# Umum > Ngobrol & Ucapan >  Hari Raya Idul Fitri 1Syawal 1439 Hijriah

## Slametkurniawan

Kepada para rekan-rekan semua, ijinkanlah kami mengucapkan :

SELAMAT HARI RAYA IDUL FITRI 1 SYAWAL 1439 HIJRIAH
MOHON MAAF LAHIR DAN BATIN.

salam sejahtera selalu,

----------


## Ady

Terima kasih om Slamet dan maaf lahir batin.

Minal aidin wal faizin utk teman2 yg merayakan.

----------


## KamBraimb

Assalamualaikum dan salam sejahtra kepada semua. Saya sekeluarga ingin mengucapkan SELAMAT HARI RAYA AIDIL FITRI maaf zahir dan batin.
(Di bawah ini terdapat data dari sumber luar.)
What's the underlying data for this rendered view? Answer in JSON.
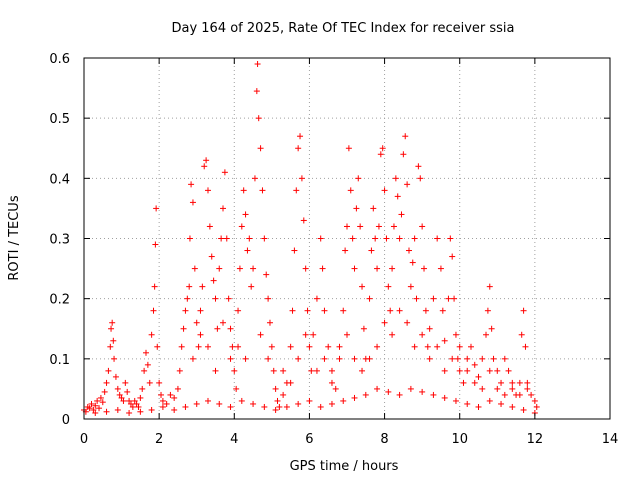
{
  "chart_data": {
    "type": "scatter",
    "title": "Day 164 of 2025, Rate Of TEC Index for receiver ssia",
    "xlabel": "GPS time / hours",
    "ylabel": "ROTI / TECUs",
    "xlim": [
      0,
      14
    ],
    "ylim": [
      0,
      0.6
    ],
    "x_ticks": [
      "0",
      "2",
      "4",
      "6",
      "8",
      "10",
      "12",
      "14"
    ],
    "y_ticks": [
      "0",
      "0.1",
      "0.2",
      "0.3",
      "0.4",
      "0.5",
      "0.6"
    ],
    "grid": true,
    "marker": "plus",
    "color": "#ff0000",
    "series": [
      {
        "name": "ROTI",
        "points": [
          [
            0.0,
            0.015
          ],
          [
            0.05,
            0.012
          ],
          [
            0.1,
            0.02
          ],
          [
            0.15,
            0.018
          ],
          [
            0.2,
            0.025
          ],
          [
            0.25,
            0.015
          ],
          [
            0.3,
            0.022
          ],
          [
            0.35,
            0.03
          ],
          [
            0.4,
            0.018
          ],
          [
            0.45,
            0.035
          ],
          [
            0.5,
            0.028
          ],
          [
            0.55,
            0.045
          ],
          [
            0.6,
            0.06
          ],
          [
            0.65,
            0.08
          ],
          [
            0.7,
            0.12
          ],
          [
            0.72,
            0.15
          ],
          [
            0.75,
            0.16
          ],
          [
            0.78,
            0.13
          ],
          [
            0.8,
            0.1
          ],
          [
            0.85,
            0.07
          ],
          [
            0.9,
            0.05
          ],
          [
            0.95,
            0.04
          ],
          [
            1.0,
            0.035
          ],
          [
            1.05,
            0.03
          ],
          [
            1.1,
            0.06
          ],
          [
            1.15,
            0.045
          ],
          [
            1.2,
            0.03
          ],
          [
            1.25,
            0.025
          ],
          [
            1.3,
            0.02
          ],
          [
            1.35,
            0.03
          ],
          [
            1.4,
            0.025
          ],
          [
            1.45,
            0.02
          ],
          [
            1.5,
            0.035
          ],
          [
            1.55,
            0.05
          ],
          [
            1.6,
            0.08
          ],
          [
            1.65,
            0.11
          ],
          [
            1.7,
            0.09
          ],
          [
            1.75,
            0.06
          ],
          [
            1.8,
            0.14
          ],
          [
            1.85,
            0.18
          ],
          [
            1.88,
            0.22
          ],
          [
            1.9,
            0.29
          ],
          [
            1.92,
            0.35
          ],
          [
            1.95,
            0.12
          ],
          [
            2.0,
            0.06
          ],
          [
            2.05,
            0.04
          ],
          [
            2.1,
            0.03
          ],
          [
            2.2,
            0.025
          ],
          [
            2.3,
            0.04
          ],
          [
            2.4,
            0.035
          ],
          [
            2.5,
            0.05
          ],
          [
            2.55,
            0.08
          ],
          [
            2.6,
            0.12
          ],
          [
            2.65,
            0.15
          ],
          [
            2.7,
            0.18
          ],
          [
            2.75,
            0.2
          ],
          [
            2.8,
            0.22
          ],
          [
            2.82,
            0.3
          ],
          [
            2.85,
            0.39
          ],
          [
            2.9,
            0.36
          ],
          [
            2.95,
            0.25
          ],
          [
            3.0,
            0.16
          ],
          [
            3.05,
            0.12
          ],
          [
            3.1,
            0.18
          ],
          [
            3.15,
            0.22
          ],
          [
            3.2,
            0.42
          ],
          [
            3.25,
            0.43
          ],
          [
            3.3,
            0.38
          ],
          [
            3.35,
            0.32
          ],
          [
            3.4,
            0.27
          ],
          [
            3.45,
            0.23
          ],
          [
            3.5,
            0.2
          ],
          [
            3.55,
            0.15
          ],
          [
            3.6,
            0.25
          ],
          [
            3.65,
            0.3
          ],
          [
            3.7,
            0.35
          ],
          [
            3.75,
            0.41
          ],
          [
            3.8,
            0.3
          ],
          [
            3.85,
            0.2
          ],
          [
            3.9,
            0.15
          ],
          [
            3.95,
            0.12
          ],
          [
            4.0,
            0.08
          ],
          [
            4.05,
            0.05
          ],
          [
            4.1,
            0.18
          ],
          [
            4.15,
            0.25
          ],
          [
            4.2,
            0.32
          ],
          [
            4.25,
            0.38
          ],
          [
            4.3,
            0.34
          ],
          [
            4.35,
            0.28
          ],
          [
            4.4,
            0.3
          ],
          [
            4.45,
            0.22
          ],
          [
            4.5,
            0.25
          ],
          [
            4.55,
            0.4
          ],
          [
            4.6,
            0.545
          ],
          [
            4.62,
            0.59
          ],
          [
            4.65,
            0.5
          ],
          [
            4.7,
            0.45
          ],
          [
            4.75,
            0.38
          ],
          [
            4.8,
            0.3
          ],
          [
            4.85,
            0.24
          ],
          [
            4.9,
            0.2
          ],
          [
            4.95,
            0.16
          ],
          [
            5.0,
            0.12
          ],
          [
            5.05,
            0.08
          ],
          [
            5.1,
            0.05
          ],
          [
            5.15,
            0.03
          ],
          [
            5.2,
            0.02
          ],
          [
            5.3,
            0.04
          ],
          [
            5.4,
            0.06
          ],
          [
            5.5,
            0.12
          ],
          [
            5.55,
            0.18
          ],
          [
            5.6,
            0.28
          ],
          [
            5.65,
            0.38
          ],
          [
            5.7,
            0.45
          ],
          [
            5.75,
            0.47
          ],
          [
            5.8,
            0.4
          ],
          [
            5.85,
            0.33
          ],
          [
            5.9,
            0.25
          ],
          [
            5.95,
            0.18
          ],
          [
            6.0,
            0.12
          ],
          [
            6.05,
            0.08
          ],
          [
            6.1,
            0.14
          ],
          [
            6.2,
            0.2
          ],
          [
            6.3,
            0.3
          ],
          [
            6.35,
            0.25
          ],
          [
            6.4,
            0.18
          ],
          [
            6.5,
            0.12
          ],
          [
            6.6,
            0.08
          ],
          [
            6.7,
            0.05
          ],
          [
            6.8,
            0.1
          ],
          [
            6.9,
            0.18
          ],
          [
            6.95,
            0.28
          ],
          [
            7.0,
            0.32
          ],
          [
            7.05,
            0.45
          ],
          [
            7.1,
            0.38
          ],
          [
            7.15,
            0.3
          ],
          [
            7.2,
            0.25
          ],
          [
            7.25,
            0.35
          ],
          [
            7.3,
            0.4
          ],
          [
            7.35,
            0.32
          ],
          [
            7.4,
            0.22
          ],
          [
            7.45,
            0.15
          ],
          [
            7.5,
            0.1
          ],
          [
            7.6,
            0.2
          ],
          [
            7.65,
            0.28
          ],
          [
            7.7,
            0.35
          ],
          [
            7.75,
            0.3
          ],
          [
            7.8,
            0.25
          ],
          [
            7.85,
            0.32
          ],
          [
            7.9,
            0.44
          ],
          [
            7.95,
            0.45
          ],
          [
            8.0,
            0.38
          ],
          [
            8.05,
            0.3
          ],
          [
            8.1,
            0.22
          ],
          [
            8.15,
            0.18
          ],
          [
            8.2,
            0.25
          ],
          [
            8.25,
            0.32
          ],
          [
            8.3,
            0.4
          ],
          [
            8.35,
            0.37
          ],
          [
            8.4,
            0.3
          ],
          [
            8.45,
            0.34
          ],
          [
            8.5,
            0.44
          ],
          [
            8.55,
            0.47
          ],
          [
            8.6,
            0.39
          ],
          [
            8.65,
            0.28
          ],
          [
            8.7,
            0.22
          ],
          [
            8.75,
            0.26
          ],
          [
            8.8,
            0.3
          ],
          [
            8.85,
            0.2
          ],
          [
            8.9,
            0.42
          ],
          [
            8.95,
            0.4
          ],
          [
            9.0,
            0.32
          ],
          [
            9.05,
            0.25
          ],
          [
            9.1,
            0.18
          ],
          [
            9.15,
            0.12
          ],
          [
            9.2,
            0.15
          ],
          [
            9.3,
            0.2
          ],
          [
            9.4,
            0.3
          ],
          [
            9.5,
            0.25
          ],
          [
            9.55,
            0.18
          ],
          [
            9.6,
            0.13
          ],
          [
            9.7,
            0.2
          ],
          [
            9.75,
            0.3
          ],
          [
            9.8,
            0.27
          ],
          [
            9.85,
            0.2
          ],
          [
            9.9,
            0.14
          ],
          [
            9.95,
            0.1
          ],
          [
            10.0,
            0.08
          ],
          [
            10.1,
            0.06
          ],
          [
            10.2,
            0.1
          ],
          [
            10.3,
            0.12
          ],
          [
            10.4,
            0.09
          ],
          [
            10.5,
            0.07
          ],
          [
            10.6,
            0.1
          ],
          [
            10.7,
            0.14
          ],
          [
            10.75,
            0.18
          ],
          [
            10.8,
            0.22
          ],
          [
            10.85,
            0.15
          ],
          [
            10.9,
            0.1
          ],
          [
            11.0,
            0.08
          ],
          [
            11.1,
            0.06
          ],
          [
            11.2,
            0.1
          ],
          [
            11.3,
            0.08
          ],
          [
            11.4,
            0.05
          ],
          [
            11.5,
            0.04
          ],
          [
            11.6,
            0.06
          ],
          [
            11.65,
            0.14
          ],
          [
            11.7,
            0.18
          ],
          [
            11.75,
            0.12
          ],
          [
            11.8,
            0.06
          ],
          [
            11.9,
            0.04
          ],
          [
            12.0,
            0.03
          ],
          [
            12.05,
            0.02
          ],
          [
            0.3,
            0.01
          ],
          [
            0.6,
            0.012
          ],
          [
            0.9,
            0.015
          ],
          [
            1.2,
            0.01
          ],
          [
            1.5,
            0.012
          ],
          [
            1.8,
            0.015
          ],
          [
            2.1,
            0.02
          ],
          [
            2.4,
            0.015
          ],
          [
            2.7,
            0.02
          ],
          [
            3.0,
            0.025
          ],
          [
            3.3,
            0.03
          ],
          [
            3.6,
            0.025
          ],
          [
            3.9,
            0.02
          ],
          [
            4.2,
            0.03
          ],
          [
            4.5,
            0.025
          ],
          [
            4.8,
            0.02
          ],
          [
            5.1,
            0.015
          ],
          [
            5.4,
            0.02
          ],
          [
            5.7,
            0.025
          ],
          [
            6.0,
            0.03
          ],
          [
            6.3,
            0.02
          ],
          [
            6.6,
            0.025
          ],
          [
            6.9,
            0.03
          ],
          [
            7.2,
            0.035
          ],
          [
            7.5,
            0.04
          ],
          [
            7.8,
            0.05
          ],
          [
            8.1,
            0.045
          ],
          [
            8.4,
            0.04
          ],
          [
            8.7,
            0.05
          ],
          [
            9.0,
            0.045
          ],
          [
            9.3,
            0.04
          ],
          [
            9.6,
            0.035
          ],
          [
            9.9,
            0.03
          ],
          [
            10.2,
            0.025
          ],
          [
            10.5,
            0.02
          ],
          [
            10.8,
            0.03
          ],
          [
            11.1,
            0.025
          ],
          [
            11.4,
            0.02
          ],
          [
            11.7,
            0.015
          ],
          [
            12.0,
            0.01
          ],
          [
            2.9,
            0.1
          ],
          [
            3.1,
            0.14
          ],
          [
            3.3,
            0.12
          ],
          [
            3.5,
            0.08
          ],
          [
            3.7,
            0.16
          ],
          [
            3.9,
            0.1
          ],
          [
            4.1,
            0.12
          ],
          [
            4.3,
            0.1
          ],
          [
            4.7,
            0.14
          ],
          [
            4.9,
            0.1
          ],
          [
            5.3,
            0.08
          ],
          [
            5.5,
            0.06
          ],
          [
            5.7,
            0.1
          ],
          [
            5.9,
            0.14
          ],
          [
            6.2,
            0.08
          ],
          [
            6.4,
            0.1
          ],
          [
            6.6,
            0.06
          ],
          [
            6.8,
            0.12
          ],
          [
            7.0,
            0.14
          ],
          [
            7.2,
            0.1
          ],
          [
            7.4,
            0.08
          ],
          [
            7.6,
            0.1
          ],
          [
            7.8,
            0.12
          ],
          [
            8.0,
            0.16
          ],
          [
            8.2,
            0.14
          ],
          [
            8.4,
            0.18
          ],
          [
            8.6,
            0.16
          ],
          [
            8.8,
            0.12
          ],
          [
            9.0,
            0.14
          ],
          [
            9.2,
            0.1
          ],
          [
            9.4,
            0.12
          ],
          [
            9.6,
            0.08
          ],
          [
            9.8,
            0.1
          ],
          [
            10.0,
            0.12
          ],
          [
            10.2,
            0.08
          ],
          [
            10.4,
            0.06
          ],
          [
            10.6,
            0.05
          ],
          [
            10.8,
            0.08
          ],
          [
            11.0,
            0.05
          ],
          [
            11.2,
            0.04
          ],
          [
            11.4,
            0.06
          ],
          [
            11.6,
            0.04
          ],
          [
            11.8,
            0.05
          ]
        ]
      }
    ]
  }
}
Disampaikan doa semoga sdr sekeluarga dirahmati dengan hidayah, petunjuk, keselamatan serta kesejahteraan, Insya-Allah.Kepada rakan Malsing Kuching, saya dengan rela hati menjemput saudara / saudari berkunjung ke rumah untuk berhari raya  pada hari pertama.Sila berhubung dengan Sarawakguy untuk petunjuk ke rumah saya.Salam,Abd Haddy Abd Rahman

----------